Through Spokane Arts, Stiegemeier helped organize Spokane Throw, which invited participants to write a personal letter addressed to the city that was 25 words or shorter. Stiegemeier said they received more than 100 submissions, and they run the gamut from inspirational (“Dear Spokane, if you want to heal – heal others”) to motivational (“Dear Spokane, stop letting inner beauty be your best kept secret”) to comic (“You are friendly. You are kind. Except when it comes to letting other drivers merge, then you are ruthless”).

Local artists, designers, writers and poets picked their favorite letters and turned them into metal stencils, which were then shot through with light and projected onto the sides of the Columbia Bank and Numerica buildings downtown.

Not only does Throw function as a sort of love letter to Spokane and its inhabitants, but it’s also, Stiegemeier said, a clever way of filling space that’s normally devoted to corporate advertisements with public art.

“Who has the right to put up a message in a public space?” Stiegemeier said. “Who gets the right to make something visual in the space we all share?

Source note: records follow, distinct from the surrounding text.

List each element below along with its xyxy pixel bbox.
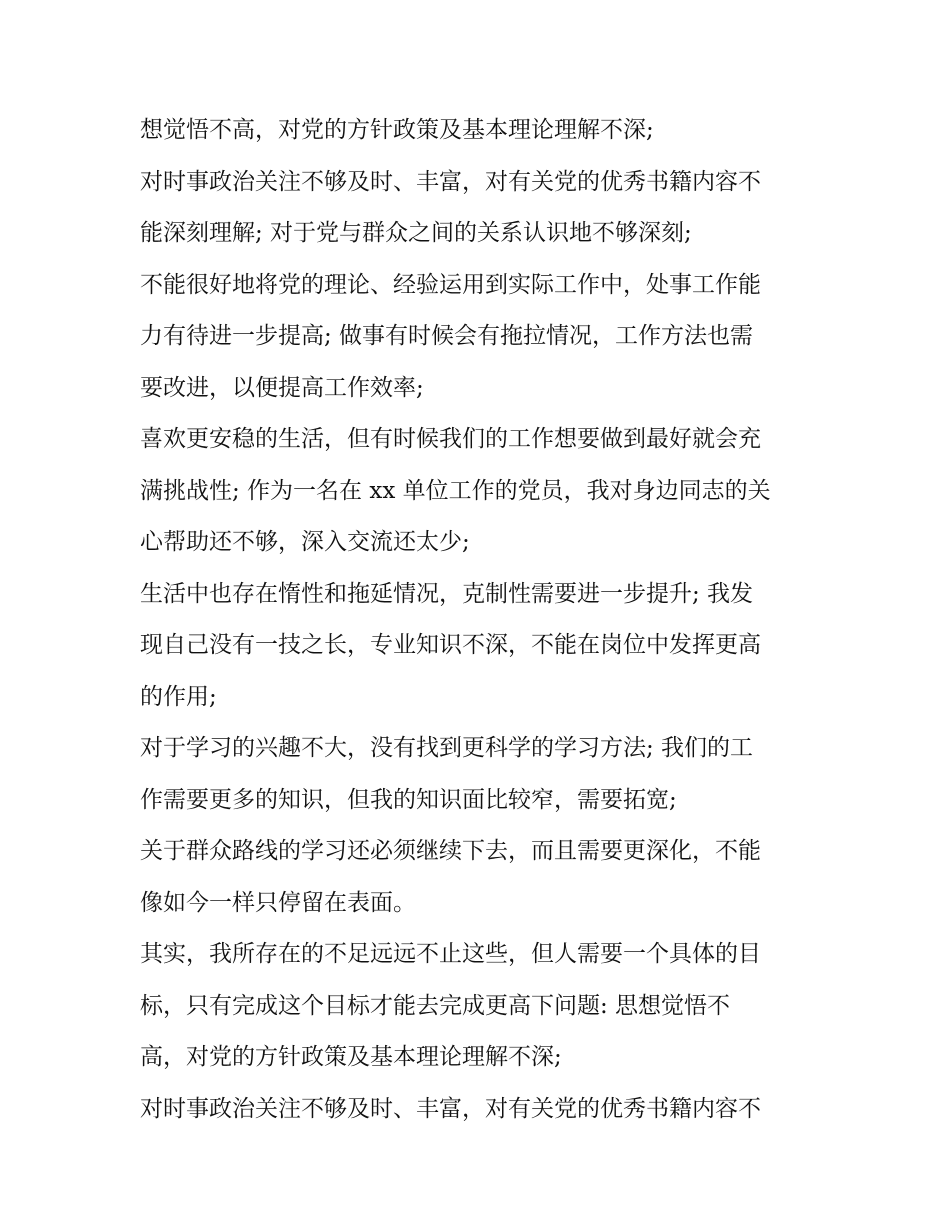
text-line: 的作用; bbox=[140, 683, 217, 710]
text-line: 作需要更多的知识，但我的知识面比较窄，需要拓宽; bbox=[140, 786, 677, 813]
document-body bbox=[140, 105, 820, 1135]
text-line: 生活中也存在惰性和拖延情况，克制性需要进一步提升; 我发 bbox=[140, 580, 754, 607]
text-line: 心帮助还不够，深入交流还太少; bbox=[140, 529, 470, 555]
text-line: 高，对党的方针政策及基本理论理解不深; bbox=[140, 1044, 562, 1070]
text-line: 关于群众路线的学习还必须继续下去，而且需要更深化，不能 bbox=[140, 838, 761, 864]
text-line: 对时事政治关注不够及时、丰富，对有关党的优秀书籍内容不 bbox=[140, 168, 761, 195]
text-line: 不能很好地将党的理论、经验运用到实际工作中，处事工作能 bbox=[140, 271, 761, 298]
text-line: 满挑战性; 作为一名在 xx 单位工作的党员，我对身边同志的关 bbox=[140, 477, 771, 504]
text-line: 现自己没有一技之长，专业知识不深，不能在岗位中发挥更高 bbox=[140, 632, 761, 658]
text-line: 要改进，以便提高工作效率; bbox=[140, 374, 424, 401]
text-line: 力有待进一步提高; 做事有时候会有拖拉情况，工作方法也需 bbox=[140, 323, 754, 349]
text-line: 对于学习的兴趣不大，没有找到更科学的学习方法; 我们的工 bbox=[140, 735, 754, 761]
text-line: 对时事政治关注不够及时、丰富，对有关党的优秀书籍内容不 bbox=[140, 1095, 761, 1122]
text-line: 能深刻理解; 对于党与群众之间的关系认识地不够深刻; bbox=[140, 220, 692, 246]
text-line: 标，只有完成这个目标才能去完成更高下问题: 思想觉悟不 bbox=[140, 992, 731, 1019]
text-line: 喜欢更安稳的生活，但有时候我们的工作想要做到最好就会充 bbox=[140, 426, 761, 452]
text-line: 想觉悟不高，对党的方针政策及基本理论理解不深; bbox=[140, 117, 654, 143]
text-line: 其实，我所存在的不足远远不止这些，但人需要一个具体的目 bbox=[140, 941, 761, 967]
text-line: 像如今一样只停留在表面。 bbox=[140, 889, 416, 916]
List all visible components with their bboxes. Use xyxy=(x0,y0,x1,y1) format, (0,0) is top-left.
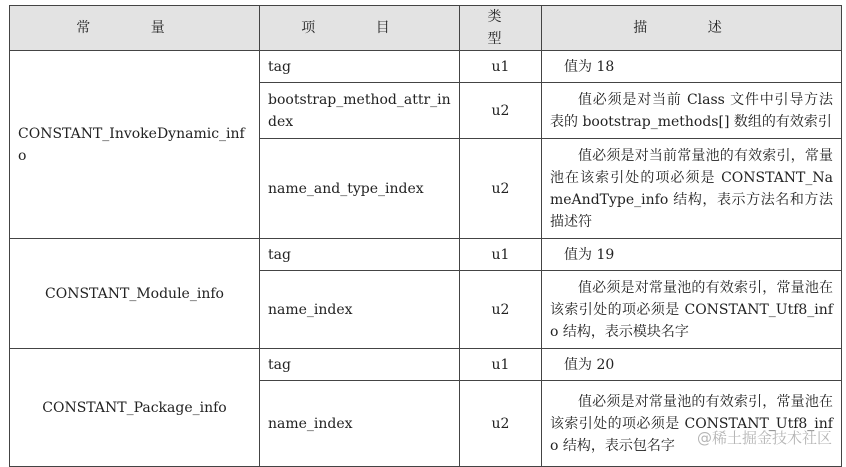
header-item: 项 目 xyxy=(260,6,460,51)
field-type: u2 xyxy=(460,83,542,139)
field-description: 值必须是对常量池的有效索引，常量池在该索引处的项必须是 CONSTANT_Utf8_info 结构，表示模块名字 xyxy=(542,271,842,349)
constant-pool-table xyxy=(9,5,842,467)
table-row xyxy=(10,239,842,271)
field-description: 值为 19 xyxy=(542,239,842,271)
field-type: u2 xyxy=(460,139,542,239)
field-description: 值必须是对当前常量池的有效索引，常量池在该索引处的项必须是 CONSTANT_NameAndType_info 结构，表示方法名和方法描述符 xyxy=(542,139,842,239)
header-row xyxy=(10,6,842,51)
header-type: 类 型 xyxy=(460,6,542,51)
field-description: 值必须是对常量池的有效索引，常量池在该索引处的项必须是 CONSTANT_Utf8_info 结构，表示包名字 xyxy=(542,381,842,467)
constant-name-package: CONSTANT_Package_info xyxy=(10,349,260,467)
field-type: u2 xyxy=(460,381,542,467)
field-item: tag xyxy=(260,51,460,83)
table-row xyxy=(10,349,842,381)
watermark-text: @稀土掘金技术社区 xyxy=(696,429,832,447)
field-item: name_and_type_index xyxy=(260,139,460,239)
field-item: tag xyxy=(260,349,460,381)
field-type: u1 xyxy=(460,349,542,381)
field-type: u1 xyxy=(460,51,542,83)
field-item: tag xyxy=(260,239,460,271)
field-description: 值必须是对当前 Class 文件中引导方法表的 bootstrap_methods[] 数组的有效索引 xyxy=(542,83,842,139)
field-item: name_index xyxy=(260,381,460,467)
field-description: 值为 20 xyxy=(542,349,842,381)
header-constant: 常 量 xyxy=(10,6,260,51)
field-item: name_index xyxy=(260,271,460,349)
field-type: u1 xyxy=(460,239,542,271)
constant-name-invokedynamic: CONSTANT_InvokeDynamic_info xyxy=(10,51,260,239)
header-description: 描 述 xyxy=(542,6,842,51)
field-item: bootstrap_method_attr_index xyxy=(260,83,460,139)
field-description: 值为 18 xyxy=(542,51,842,83)
table-row xyxy=(10,51,842,83)
field-type: u2 xyxy=(460,271,542,349)
constant-name-module: CONSTANT_Module_info xyxy=(10,239,260,349)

According to the system we have now, it’s people who have money and people who want to sell you something.”

Earlier this week, Stiegemeier was the recipient of a $1,500 grant from Artist Trust, a Washington nonprofit that provides financial support for the arts. He was one of only two Spokane-based artists to be awarded the grant this year.

“In terms of pure artistic talent, Austin is one of the most proficient emerging artists in the area,” said Terrain co-founder Ginger Ewing, who curates the art on display at Window Dressing. “I feel like he’s been able to find a nice balance between being a powerful voice on important subject matters without being too overwrought.”

Jamie Junction, a local artist and filmmaker, has been collaborating with Stiegemeier and introducing him to fellow artists in Spokane (Stiegemeier calls her his “wingman”). She said fostering young talent is important to keeping an art scene fresh and vital.

“I’m 20 years older than Austin, and basically what I’m doing is sharing what I know and hopefully it will go on,” she said. “I’m passing the torch, that’s what I’m doing.”

Spokane is the biggest city Stiegemeier has lived in, and he said it has plenty of “eccentricities” that he can relate to. And in terms of the local artists he’s met, he finds a passion and an authenticity in the work they’re producing.

“They’re not necessarily people who are out in the limelight, and the type of work they’re doing is usually for a pretty true reason,” he said. “There’s not really a scene here where you can sell yourself out. … The impact you can have is in the cultural value of the work you do, and it’s removed from that direct commercialism. It’s tangible and gritty and real, and I like that.”